- Born: Wallace Anderson November 9, 1927 Tuscarora Indian Reservation in Lewiston, New York, United States
- Died: December 10, 1985 (aged 58)
- Citizenship: American, Tuscarora
- Occupation: Activist
- Allegiance: United States of America
- Branch: United States Navy
- Conflicts: World War II Korean War

= Wallace "Mad Bear" Anderson =

Tuscarora activist (1927–1985)

Wallace "Mad Bear" Anderson (November 9, 1927 – December 10, 1985) was a Tuscarora activist predominantly active in the 1950s who became a spokesman for tribal sovereignty.

As a child, Anderson received the nickname "Mad Bear" from his grandmother due to his temper. As a young man, he enlisted in the U.S. Navy, serving during World War II in Okinawa, and later in Korea during the Korean War. Anderson became an activist for American Indians Rights after being rejected for a loan under the GI Bill to build a house on the Tuscarora reservation.

==Income Tax Protests==
Anderson led protests against Haudenosaunee payment of New York State income taxes in 1957. Several hundred Akwesasne Mohawks marched to the Massena, New York courthouse to burn court summons that were issued for unpaid taxes.

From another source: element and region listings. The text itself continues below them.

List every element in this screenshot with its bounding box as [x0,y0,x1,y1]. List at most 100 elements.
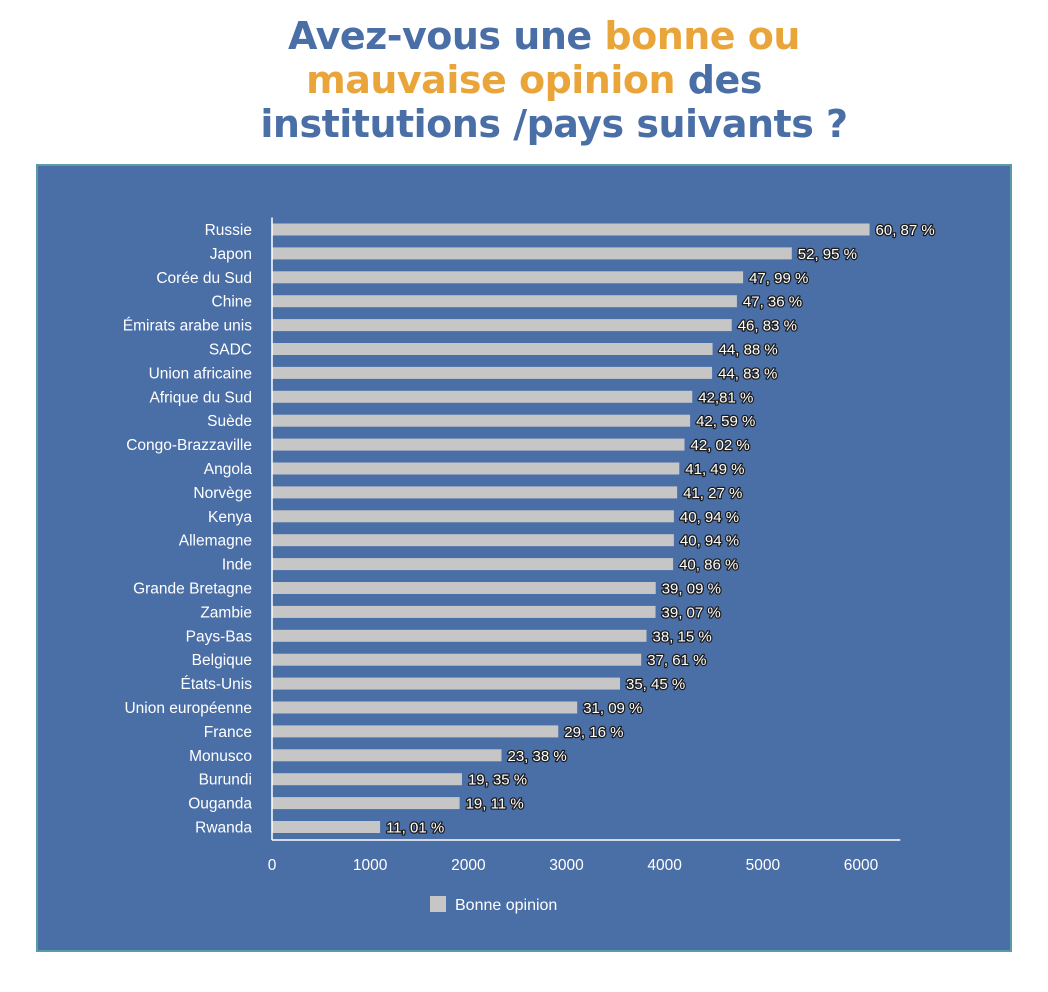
data-label: 40, 94 % [680,509,739,526]
bar [272,462,680,475]
data-label: 38, 15 % [653,628,712,645]
category-label: Burundi [199,772,252,789]
bar [272,510,674,523]
bar [272,438,685,451]
category-label: Émirats arabe unis [123,318,252,335]
category-label: Union africaine [149,365,252,382]
bar [272,749,502,762]
legend-label: Bonne opinion [455,897,557,914]
x-tick-label: 6000 [844,857,879,874]
data-label: 35, 45 % [626,676,685,693]
bar [272,582,656,594]
chart-title: Avez-vous une bonne ou mauvaise opinion … [0,14,1048,146]
x-tick-label: 5000 [746,857,781,874]
title-part-5: institutions /pays suivants ? [260,102,848,146]
bar [272,223,870,236]
category-label: Zambie [200,604,252,621]
data-label: 29, 16 % [564,724,623,741]
category-label: Grande Bretagne [133,581,252,598]
bar [272,390,693,403]
data-label: 42,81 % [698,389,753,406]
bar [272,558,674,571]
bar [272,725,559,738]
bar [272,271,744,284]
data-label: 42, 59 % [696,413,755,430]
title-part-3: mauvaise opinion [306,58,676,102]
bar [272,677,621,690]
data-label: 42, 02 % [690,437,749,454]
x-tick-label: 4000 [647,857,682,874]
category-label: Pays-Bas [186,628,253,645]
category-label: Monusco [189,748,252,765]
x-tick-label: 3000 [549,857,584,874]
category-label: Kenya [208,509,252,526]
bar [272,247,792,260]
category-label: Rwanda [195,820,252,837]
data-label: 31, 09 % [583,700,642,717]
value-labels: 60, 87 % 52, 95 % 47, 99 % 47, 36 % 46, 83 %… [385,221,936,838]
data-label: 11, 01 % [386,820,444,837]
title-part-4: des [675,58,763,102]
category-label: Russie [205,222,252,239]
category-labels: Russie Japon Corée du Sud Chine Émirats arab… [123,222,253,837]
bar [272,701,578,714]
data-label: 37, 61 % [647,652,706,669]
category-label: Ouganda [188,796,252,813]
bar [272,414,691,427]
data-label: 47, 36 % [743,294,802,311]
category-label: Japon [210,246,252,263]
legend: Bonne opinion [430,896,557,914]
bar [272,653,642,666]
x-tick-label: 0 [268,857,277,874]
bar [272,605,656,618]
bar [272,295,737,308]
data-label: 60, 87 % [876,222,935,239]
data-label: 44, 88 % [719,342,778,359]
x-tick-label: 2000 [451,857,486,874]
category-label: Congo-Brazzaville [126,437,252,454]
data-label: 39, 09 % [662,581,721,598]
data-label: 47, 99 % [749,270,808,287]
bar [272,366,713,379]
data-label: 40, 94 % [680,533,739,550]
data-label: 52, 95 % [798,246,857,263]
category-label: Afrique du Sud [149,389,252,406]
category-label: Chine [212,294,253,311]
title-part-1: Avez-vous une [288,14,605,58]
category-label: Corée du Sud [156,270,252,287]
bar [272,534,674,547]
category-label: Norvège [193,485,252,502]
bar [272,821,381,833]
legend-swatch [430,896,446,912]
category-label: Union européenne [124,700,252,717]
bar [272,486,678,499]
category-label: SADC [209,342,252,359]
category-label: France [204,724,252,741]
data-label: 19, 35 % [468,772,527,789]
title-part-2: bonne ou [604,14,800,58]
category-label: Allemagne [179,533,252,550]
data-label: 23, 38 % [508,748,567,765]
data-label: 39, 07 % [662,604,721,621]
category-label: Inde [222,557,252,574]
bar [272,773,462,786]
category-label: Suède [207,413,252,430]
x-axis: 0 1000 2000 3000 4000 5000 6000 [268,217,901,874]
data-label: 41, 49 % [685,461,744,478]
bars-group [272,223,870,833]
data-label: 46, 83 % [738,318,797,335]
bar-chart: Russie Japon Corée du Sud Chine Émirats arab… [123,217,936,914]
category-label: États-Unis [181,676,253,693]
chart-panel: Russie Japon Corée du Sud Chine Émirats arab… [36,164,1012,952]
bar [272,629,647,642]
category-label: Angola [204,461,253,478]
data-label: 19, 11 % [466,796,524,813]
data-label: 41, 27 % [683,485,742,502]
data-label: 40, 86 % [679,557,738,574]
bar [272,319,732,332]
data-label: 44, 83 % [718,365,777,382]
x-tick-label: 1000 [353,857,388,874]
bar [272,343,713,355]
bar [272,797,460,810]
category-label: Belgique [192,652,252,669]
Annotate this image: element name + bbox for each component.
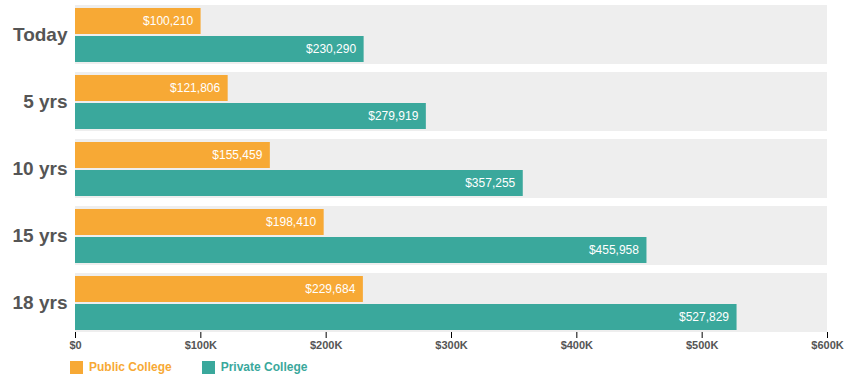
- html-text:Public College: Public College: [89, 360, 172, 374]
- svg-text:$600K: $600K: [811, 339, 843, 351]
- svg-text:$121,806: $121,806: [170, 81, 220, 95]
- svg-text:$0: $0: [69, 339, 81, 351]
- svg-text:$155,459: $155,459: [212, 148, 262, 162]
- html-text:Private College: Private College: [220, 360, 308, 374]
- svg-text:$279,919: $279,919: [368, 109, 418, 123]
- svg-text:$500K: $500K: [686, 339, 718, 351]
- svg-text:$100,210: $100,210: [143, 14, 193, 28]
- svg-text:Today: Today: [13, 24, 68, 45]
- svg-text:$527,829: $527,829: [679, 310, 729, 324]
- svg-text:$229,684: $229,684: [305, 282, 355, 296]
- svg-text:10 yrs: 10 yrs: [13, 158, 68, 179]
- svg-text:$100K: $100K: [185, 339, 217, 351]
- svg-text:$400K: $400K: [561, 339, 593, 351]
- svg-text:$200K: $200K: [310, 339, 342, 351]
- svg-text:$357,255: $357,255: [465, 176, 515, 190]
- svg-text:$230,290: $230,290: [306, 42, 356, 56]
- svg-text:15 yrs: 15 yrs: [13, 225, 68, 246]
- svg-text:$455,958: $455,958: [589, 243, 639, 257]
- svg-text:$198,410: $198,410: [266, 215, 316, 229]
- svg-text:5 yrs: 5 yrs: [23, 91, 67, 112]
- svg-text:18 yrs: 18 yrs: [13, 292, 68, 313]
- svg-text:$300K: $300K: [435, 339, 467, 351]
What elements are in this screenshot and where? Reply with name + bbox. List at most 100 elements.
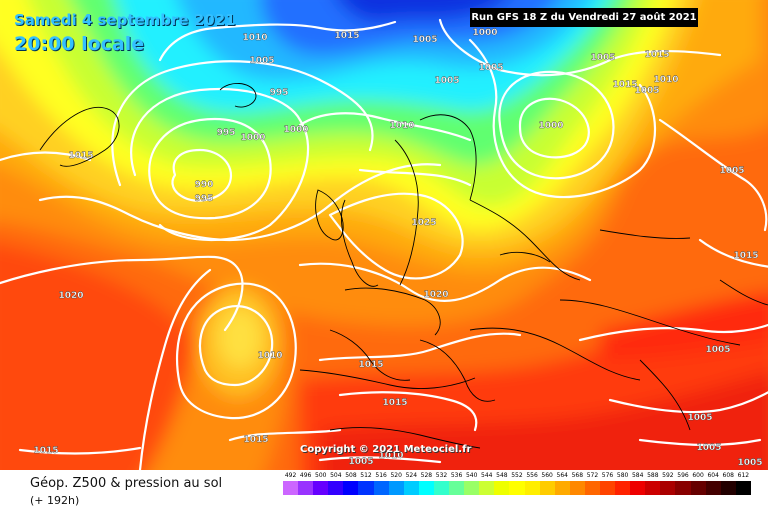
scale-swatch-532 — [433, 481, 450, 495]
isobar-value-label: 1015 — [733, 251, 758, 261]
scale-tick-580: 580 — [616, 472, 629, 479]
isobar-value-label: 1025 — [411, 218, 436, 228]
isobar-value-label: 1010 — [257, 351, 282, 361]
scale-tick-500: 500 — [315, 472, 327, 479]
isobar-value-label: 1015 — [358, 360, 383, 370]
scale-tick-560: 560 — [541, 472, 553, 479]
isobar-value-label: 1015 — [243, 435, 268, 445]
scale-swatch-612 — [735, 481, 751, 495]
isobar-value-label: 1005 — [719, 166, 744, 176]
isobar-value-label: 1005 — [412, 35, 437, 45]
scale-tick-548: 548 — [496, 472, 508, 479]
scale-swatch-528 — [418, 481, 434, 495]
scale-swatch-508 — [343, 481, 359, 495]
scale-tick-572: 572 — [586, 472, 599, 479]
scale-swatch-560 — [539, 481, 555, 495]
scale-swatch-568 — [569, 481, 585, 495]
scale-swatch-520 — [388, 481, 404, 495]
isobar-value-label: 995 — [195, 194, 214, 204]
isobar-value-label: 1015 — [68, 151, 93, 161]
scale-tick-520: 520 — [390, 472, 402, 479]
scale-swatch-500 — [313, 481, 329, 495]
isobar-value-label: 1010 — [389, 121, 414, 131]
isobar-value-label: 1005 — [590, 53, 615, 63]
isobar-value-label: 1005 — [634, 86, 659, 96]
scale-tick-596: 596 — [677, 472, 689, 479]
scale-tick-584: 584 — [631, 472, 644, 479]
scale-tick-544: 544 — [481, 472, 493, 479]
isobar-value-label: 1010 — [653, 75, 678, 85]
scale-swatch-496 — [298, 481, 314, 495]
scale-tick-536: 536 — [450, 472, 463, 479]
isobar-value-label: 1010 — [242, 33, 267, 43]
scale-tick-556: 556 — [526, 472, 538, 479]
scale-swatch-592 — [660, 481, 676, 495]
isobar-value-label: 1020 — [423, 290, 448, 300]
isobar-value-label: 1000 — [472, 28, 497, 38]
scale-swatch-516 — [373, 481, 389, 495]
isobar-value-label: 1005 — [696, 443, 721, 453]
isobar-value-label: 1015 — [33, 446, 58, 456]
isobar-value-label: 1005 — [478, 63, 503, 73]
scale-tick-528: 528 — [420, 472, 433, 479]
scale-swatch-576 — [599, 481, 616, 495]
scale-swatch-596 — [675, 481, 691, 495]
scale-swatch-552 — [509, 481, 525, 495]
scale-tick-512: 512 — [360, 472, 372, 479]
z500-color-scale: 492 496 500 504 508 512 516 520 524 528 532 536 540 5… — [283, 470, 751, 500]
scale-swatch-600 — [690, 481, 706, 495]
forecast-date: Samedi 4 septembre 2021 — [14, 11, 236, 29]
legend-title: Géop. Z500 & pression au sol — [30, 476, 223, 491]
map-legend-footer: Géop. Z500 & pression au sol (+ 192h) 49… — [0, 470, 768, 512]
coastlines — [39, 83, 768, 449]
scale-swatch-512 — [358, 481, 374, 495]
scale-swatch-564 — [554, 481, 570, 495]
scale-swatch-572 — [584, 481, 600, 495]
scale-tick-608: 608 — [722, 472, 734, 479]
scale-tick-592: 592 — [662, 472, 674, 479]
isobar-value-label: 1020 — [58, 291, 83, 301]
scale-swatch-524 — [403, 481, 419, 495]
scale-tick-604: 604 — [707, 472, 719, 479]
isobar-value-label: 1005 — [249, 56, 274, 66]
scale-tick-600: 600 — [692, 472, 704, 479]
forecast-local-time: 20:00 locale — [14, 33, 145, 55]
scale-swatch-604 — [705, 481, 721, 495]
isobar-value-label: 1015 — [382, 398, 407, 408]
scale-swatch-588 — [645, 481, 661, 495]
isobar-value-label: 990 — [195, 180, 214, 190]
isobar-value-label: 1005 — [687, 413, 712, 423]
scale-tick-568: 568 — [571, 472, 584, 479]
scale-tick-564: 564 — [556, 472, 568, 479]
scale-swatch-548 — [494, 481, 510, 495]
scale-swatch-584 — [630, 481, 646, 495]
isobar-value-label: 1005 — [348, 457, 373, 467]
scale-tick-504: 504 — [330, 472, 342, 479]
scale-tick-516: 516 — [375, 472, 387, 479]
isobar-value-label: 1010 — [378, 451, 403, 461]
scale-tick-576: 576 — [601, 472, 614, 479]
isobar-value-label: 1015 — [612, 80, 637, 90]
isobar-value-label: 995 — [270, 88, 289, 98]
scale-tick-588: 588 — [647, 472, 659, 479]
scale-tick-496: 496 — [299, 472, 312, 479]
isobar-value-label: 1015 — [334, 31, 359, 41]
scale-swatch-504 — [328, 481, 344, 495]
scale-tick-540: 540 — [465, 472, 478, 479]
scale-tick-508: 508 — [345, 472, 357, 479]
scale-tick-524: 524 — [405, 472, 418, 479]
isobar-value-label: 1000 — [283, 125, 308, 135]
isobar-value-label: 1000 — [538, 121, 563, 131]
scale-swatch-608 — [720, 481, 736, 495]
scale-swatch-556 — [524, 481, 540, 495]
isobar-value-label: 1005 — [705, 345, 730, 355]
scale-tick-612: 612 — [737, 472, 750, 479]
copyright-notice: Copyright © 2021 Meteociel.fr — [300, 444, 472, 455]
isobar-value-label: 995 — [217, 128, 236, 138]
scale-swatch-540 — [464, 481, 480, 495]
scale-tick-532: 532 — [435, 472, 448, 479]
scale-swatch-580 — [615, 481, 631, 495]
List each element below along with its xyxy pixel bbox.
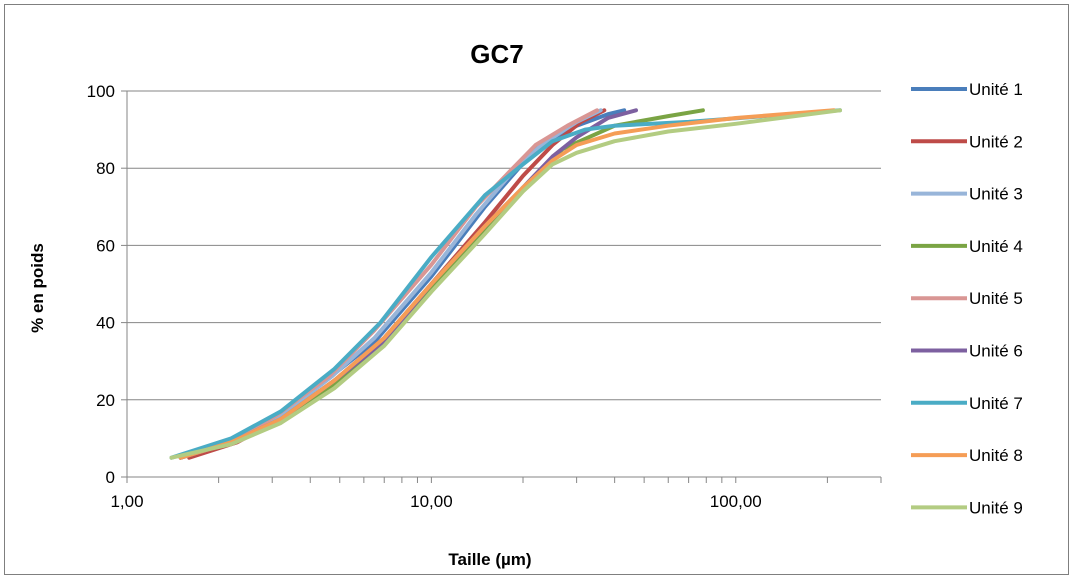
y-axis-label: % en poids [28, 243, 47, 333]
series-line-7 [169, 108, 842, 460]
y-tick-label: 20 [96, 391, 115, 410]
x-tick-label: 10,00 [410, 492, 453, 511]
legend-label-9: Unité 9 [969, 498, 1023, 517]
axes [121, 90, 882, 483]
chart-area: GC7 0 20 40 60 80 100 1,00 10,00 100,00 Taille (… [4, 4, 1069, 575]
series-line-9 [169, 108, 842, 460]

==Tuscarora Reservoir Protest==

The Power Authority of the State of New York seized Tuscarora Reservation land to build a reservoir to flood the land. Anderson was a key figure in the protest against the Tuscarora Reservoir, blocking surveyors from entering the reservation and deflating tires of workers, as well as lying in the road to block trucks. Despite the protest efforts, the U.S. Supreme Court eventually ruled that the taking of the land was legal and the reservoir was built.

==Declaration of Sovereignty ==
In March 1959, Anderson helped to lead a revolt and declaration of sovereignty at the Six Nations Reserve in Brantford, Ontario, the borough founded by Joseph Brant. Following this declaration, twelve Royal Canadian Mounted Police entered the reserve's council house, but the Haudenosaunee forced them out.